I don't often worry about my relationship status. Mostly because I know worrying about it won't change it. And also because most of the time, I don't mind being single. I like my alone time; I prefer it sometimes.
But every now and then, the reality of my singleness sneaks up on me. It certainly did last week, as my birthday rolled through. I had a moment where I thought to myself, "I'm 31, and I've still never been in love or had someone be in love with me." I guess I still have that notion in my head that certain things should happen to people by the time they reach a particular age, and I worry that I'm too old to have not had some of these experiences. I know it's silly. I also know a lot of it is my fault -- life choices and shyness make dating a tougher battle for me than for others -- but I still freaked out. I may have even beat myself up for a little while, questioning decisions I've made in the past -- people I've pushed away, chances I didn't take, beliefs/standards I hold onto, etc. I worry that I'm some kind of freak and there's no way I'll ever find someone.
Thank goodness for the music. Music always saves me. This song came on a random shuffle that afternoon, and it could not have fit more perfectly.

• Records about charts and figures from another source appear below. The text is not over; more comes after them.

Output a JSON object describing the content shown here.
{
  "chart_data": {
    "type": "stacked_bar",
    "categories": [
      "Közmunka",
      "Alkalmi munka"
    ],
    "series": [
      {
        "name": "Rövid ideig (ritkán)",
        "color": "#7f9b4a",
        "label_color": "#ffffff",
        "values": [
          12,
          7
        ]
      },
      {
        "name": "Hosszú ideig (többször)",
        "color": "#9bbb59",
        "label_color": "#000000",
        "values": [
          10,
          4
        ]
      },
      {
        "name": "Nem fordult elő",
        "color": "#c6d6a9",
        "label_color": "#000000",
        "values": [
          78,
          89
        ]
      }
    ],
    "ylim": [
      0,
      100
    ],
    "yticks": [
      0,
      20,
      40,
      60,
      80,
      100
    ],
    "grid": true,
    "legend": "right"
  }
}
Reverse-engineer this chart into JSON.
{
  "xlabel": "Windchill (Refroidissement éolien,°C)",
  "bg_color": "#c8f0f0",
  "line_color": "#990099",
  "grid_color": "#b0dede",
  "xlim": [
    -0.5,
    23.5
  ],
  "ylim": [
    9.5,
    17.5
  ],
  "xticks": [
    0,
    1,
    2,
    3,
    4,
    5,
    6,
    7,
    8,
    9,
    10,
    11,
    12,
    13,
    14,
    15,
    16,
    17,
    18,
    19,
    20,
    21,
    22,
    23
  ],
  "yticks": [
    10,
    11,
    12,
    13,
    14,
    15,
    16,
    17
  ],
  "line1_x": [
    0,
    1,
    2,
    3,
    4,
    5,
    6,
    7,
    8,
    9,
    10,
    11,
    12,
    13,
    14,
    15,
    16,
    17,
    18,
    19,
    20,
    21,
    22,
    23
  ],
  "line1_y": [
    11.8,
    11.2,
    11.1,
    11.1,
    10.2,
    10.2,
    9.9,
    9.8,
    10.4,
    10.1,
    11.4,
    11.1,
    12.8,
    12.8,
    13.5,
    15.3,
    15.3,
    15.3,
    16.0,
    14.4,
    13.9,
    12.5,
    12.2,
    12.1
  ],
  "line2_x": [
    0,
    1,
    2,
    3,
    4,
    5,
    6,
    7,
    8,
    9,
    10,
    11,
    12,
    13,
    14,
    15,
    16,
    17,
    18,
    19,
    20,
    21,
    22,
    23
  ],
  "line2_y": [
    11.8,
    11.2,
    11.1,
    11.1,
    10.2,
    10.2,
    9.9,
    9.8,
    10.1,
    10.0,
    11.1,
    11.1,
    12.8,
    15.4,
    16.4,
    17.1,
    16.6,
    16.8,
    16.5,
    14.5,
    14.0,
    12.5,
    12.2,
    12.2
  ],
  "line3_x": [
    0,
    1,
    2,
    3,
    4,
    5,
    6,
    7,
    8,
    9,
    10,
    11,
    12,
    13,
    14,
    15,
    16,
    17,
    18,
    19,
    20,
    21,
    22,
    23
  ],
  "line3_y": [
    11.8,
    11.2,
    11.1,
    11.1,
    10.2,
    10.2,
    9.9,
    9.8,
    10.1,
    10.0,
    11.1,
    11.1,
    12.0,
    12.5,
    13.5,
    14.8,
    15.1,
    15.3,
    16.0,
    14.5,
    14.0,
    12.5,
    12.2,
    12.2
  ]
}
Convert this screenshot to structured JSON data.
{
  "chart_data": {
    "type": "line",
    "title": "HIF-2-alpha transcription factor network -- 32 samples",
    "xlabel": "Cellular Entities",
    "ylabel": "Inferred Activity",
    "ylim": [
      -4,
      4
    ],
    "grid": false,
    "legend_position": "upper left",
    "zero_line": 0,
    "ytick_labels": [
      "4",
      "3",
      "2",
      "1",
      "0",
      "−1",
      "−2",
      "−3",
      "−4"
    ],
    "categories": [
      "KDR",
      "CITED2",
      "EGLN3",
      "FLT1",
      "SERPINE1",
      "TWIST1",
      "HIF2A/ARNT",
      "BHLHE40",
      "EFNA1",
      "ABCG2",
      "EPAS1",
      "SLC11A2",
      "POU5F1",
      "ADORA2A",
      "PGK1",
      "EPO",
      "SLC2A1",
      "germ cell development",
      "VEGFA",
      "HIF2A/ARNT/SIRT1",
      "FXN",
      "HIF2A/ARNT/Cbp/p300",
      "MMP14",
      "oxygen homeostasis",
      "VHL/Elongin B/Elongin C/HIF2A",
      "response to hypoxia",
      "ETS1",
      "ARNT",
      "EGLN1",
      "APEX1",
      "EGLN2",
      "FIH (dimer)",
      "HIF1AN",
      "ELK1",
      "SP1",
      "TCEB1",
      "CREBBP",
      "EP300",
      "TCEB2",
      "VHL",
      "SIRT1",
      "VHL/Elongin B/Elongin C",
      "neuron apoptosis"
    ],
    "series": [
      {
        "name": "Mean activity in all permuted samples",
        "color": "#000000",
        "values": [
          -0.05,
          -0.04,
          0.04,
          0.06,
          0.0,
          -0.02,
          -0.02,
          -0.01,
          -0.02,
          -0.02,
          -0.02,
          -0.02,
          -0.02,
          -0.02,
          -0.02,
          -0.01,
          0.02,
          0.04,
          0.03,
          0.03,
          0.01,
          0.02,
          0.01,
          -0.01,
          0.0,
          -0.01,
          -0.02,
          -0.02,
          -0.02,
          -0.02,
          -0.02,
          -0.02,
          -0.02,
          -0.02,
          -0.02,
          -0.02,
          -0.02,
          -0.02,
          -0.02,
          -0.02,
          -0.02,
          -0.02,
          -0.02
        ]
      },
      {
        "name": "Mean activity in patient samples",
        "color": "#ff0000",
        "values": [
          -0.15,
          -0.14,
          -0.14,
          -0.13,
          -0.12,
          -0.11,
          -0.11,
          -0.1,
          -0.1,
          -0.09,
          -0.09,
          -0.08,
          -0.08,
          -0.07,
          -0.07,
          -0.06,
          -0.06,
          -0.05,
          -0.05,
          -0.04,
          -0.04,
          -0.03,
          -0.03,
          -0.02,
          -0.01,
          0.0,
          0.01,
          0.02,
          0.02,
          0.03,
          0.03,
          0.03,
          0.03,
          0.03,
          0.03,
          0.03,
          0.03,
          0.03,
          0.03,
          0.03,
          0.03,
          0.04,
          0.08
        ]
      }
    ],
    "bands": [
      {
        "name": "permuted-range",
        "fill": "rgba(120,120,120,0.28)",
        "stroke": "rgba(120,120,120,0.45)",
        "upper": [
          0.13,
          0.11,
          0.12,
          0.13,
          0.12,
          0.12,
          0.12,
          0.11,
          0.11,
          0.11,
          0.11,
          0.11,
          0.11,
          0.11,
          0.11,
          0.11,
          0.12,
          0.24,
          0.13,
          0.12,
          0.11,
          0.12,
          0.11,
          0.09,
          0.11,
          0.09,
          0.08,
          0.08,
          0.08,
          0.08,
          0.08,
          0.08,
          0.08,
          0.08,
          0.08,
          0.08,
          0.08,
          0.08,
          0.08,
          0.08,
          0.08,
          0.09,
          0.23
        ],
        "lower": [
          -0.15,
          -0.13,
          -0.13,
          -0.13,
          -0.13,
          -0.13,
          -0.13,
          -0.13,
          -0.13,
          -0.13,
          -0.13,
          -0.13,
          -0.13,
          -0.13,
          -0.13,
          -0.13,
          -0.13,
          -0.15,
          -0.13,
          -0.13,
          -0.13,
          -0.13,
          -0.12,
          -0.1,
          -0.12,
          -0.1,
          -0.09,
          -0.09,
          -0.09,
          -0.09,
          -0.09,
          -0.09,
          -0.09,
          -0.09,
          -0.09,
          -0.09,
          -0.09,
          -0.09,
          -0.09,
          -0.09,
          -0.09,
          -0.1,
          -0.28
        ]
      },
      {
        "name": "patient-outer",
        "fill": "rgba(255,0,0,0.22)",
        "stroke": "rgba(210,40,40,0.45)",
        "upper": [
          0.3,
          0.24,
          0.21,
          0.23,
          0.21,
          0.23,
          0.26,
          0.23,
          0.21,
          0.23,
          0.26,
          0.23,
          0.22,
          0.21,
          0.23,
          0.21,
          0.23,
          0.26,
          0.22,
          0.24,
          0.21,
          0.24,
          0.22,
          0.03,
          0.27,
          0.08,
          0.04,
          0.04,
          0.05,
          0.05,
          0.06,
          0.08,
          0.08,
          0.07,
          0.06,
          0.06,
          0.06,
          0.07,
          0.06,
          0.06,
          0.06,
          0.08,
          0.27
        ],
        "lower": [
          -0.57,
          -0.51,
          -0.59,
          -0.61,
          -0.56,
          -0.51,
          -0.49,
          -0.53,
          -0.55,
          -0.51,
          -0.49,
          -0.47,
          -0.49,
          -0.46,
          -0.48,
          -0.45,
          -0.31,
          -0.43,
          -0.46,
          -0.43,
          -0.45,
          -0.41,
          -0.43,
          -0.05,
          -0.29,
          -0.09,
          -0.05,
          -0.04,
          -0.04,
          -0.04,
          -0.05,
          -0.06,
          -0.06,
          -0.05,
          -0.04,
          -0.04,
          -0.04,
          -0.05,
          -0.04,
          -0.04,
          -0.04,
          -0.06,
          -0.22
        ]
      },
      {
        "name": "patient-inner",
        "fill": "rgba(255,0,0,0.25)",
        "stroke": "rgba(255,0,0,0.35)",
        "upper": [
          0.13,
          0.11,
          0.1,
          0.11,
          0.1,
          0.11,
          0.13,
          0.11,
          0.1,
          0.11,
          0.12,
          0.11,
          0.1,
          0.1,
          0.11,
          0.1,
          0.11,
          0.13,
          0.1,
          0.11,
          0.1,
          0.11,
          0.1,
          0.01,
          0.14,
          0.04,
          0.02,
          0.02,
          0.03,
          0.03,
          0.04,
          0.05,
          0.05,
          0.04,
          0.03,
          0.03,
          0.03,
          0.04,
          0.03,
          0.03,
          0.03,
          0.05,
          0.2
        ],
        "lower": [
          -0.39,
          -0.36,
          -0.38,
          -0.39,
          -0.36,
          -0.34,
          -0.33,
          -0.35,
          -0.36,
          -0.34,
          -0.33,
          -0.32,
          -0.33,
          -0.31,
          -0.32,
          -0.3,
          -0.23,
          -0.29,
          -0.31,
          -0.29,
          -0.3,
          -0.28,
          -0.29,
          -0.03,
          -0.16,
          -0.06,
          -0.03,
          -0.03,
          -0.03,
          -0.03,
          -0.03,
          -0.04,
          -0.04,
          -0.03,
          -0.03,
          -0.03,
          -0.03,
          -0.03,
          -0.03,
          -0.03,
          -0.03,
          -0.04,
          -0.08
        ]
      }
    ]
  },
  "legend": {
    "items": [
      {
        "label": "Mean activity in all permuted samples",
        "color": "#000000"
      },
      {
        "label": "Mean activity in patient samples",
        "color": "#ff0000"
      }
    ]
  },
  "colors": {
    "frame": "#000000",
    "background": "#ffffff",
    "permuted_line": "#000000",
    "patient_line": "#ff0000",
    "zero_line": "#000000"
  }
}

Yes. Thank you, Nathan Angelo. Thank you for being in my collection and singing what I needed to hear.
Someday soon -- whether it's a month or a year or five years from now -- I will find what I want and what I deserve. At least that's what I'm telling myself this week. And it's what I'm having the music tell me.
I think this is the most emo post I've written since I started this blog, and to be honest, I wrestled with the decision of posting it. I worried about how it would be perceived. I know there are people who have much bigger problems than this. I know it's a lame thing to get upset about, especially compared to what some of my friends are going through. But I still feel what I feel. I won't apologize for that. I don't always feel this way, but I think it's important to let the feeling play out when I do. And I'm trying to remain true to the name of this blog -- Unabashedly Me -- and be completely honest in my posts. Admittedly, I've guarded my emotions a bit to this point, and I will continue to do so, to an extent. There aren't many people who are privy to everything I'm thinking and feeling. Honestly, now that I stop to think about it, I'm not sure anyone has that kind of access to me these days. There are just some things better kept inside, although I will continue to share plenty on here. Many thanks to those who read.